Get some proper advice. Bear in mind high Street names such as Nationwide Building Society now offer this - tending to now use the phrase "lifetime mortgage" rather than equity release. Good luck OP but it seems lots of these posters are stuck in the 90s.

Yes I think the market has got a lot better since I last looked at it. The lifetime mortgages are a much simpler and better approach. But are there any with interest rates of 3.5% or less? Because I would regard any higher as poor value. My recollection is that they have much higher rates. If the rate is say 5%, that doesn't compare well to the 1% five-year fixed rate someone I know has just go on a conventional mortgage. (A working person, to be clear.)
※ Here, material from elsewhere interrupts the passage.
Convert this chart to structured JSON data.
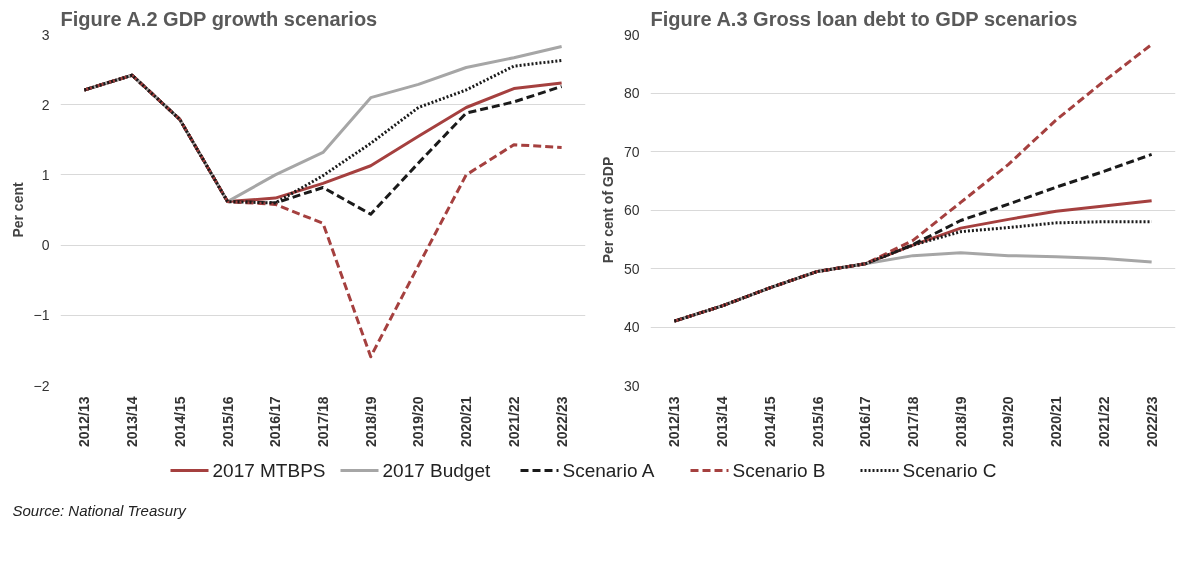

SpellBounds · 28/12/2021 19:49

@RandomLondoner

Get some proper advice. Bear in mind high Street names such as Nationwide Building Society now offer this - tending to now use the phrase "lifetime mortgage" rather than equity release. Good luck OP but it seems lots of these posters are stuck in the 90s.

Yes I think the market has got a lot better since I last looked at it. The lifetime mortgages are a much simpler and better approach. But are there any with interest rates of 3.5% or less? Because I would regard any higher as poor value. My recollection is that they have much higher rates. If the rate is say 5%, that doesn't compare well to the 1% five-year fixed rate someone I know has just go on a conventional mortgage. (A working person, to be clear.)

Most rates are now between 2%-5% and most places no fees now too. It can work fantastically well for many people and is essentially just a flexible mortgage these days.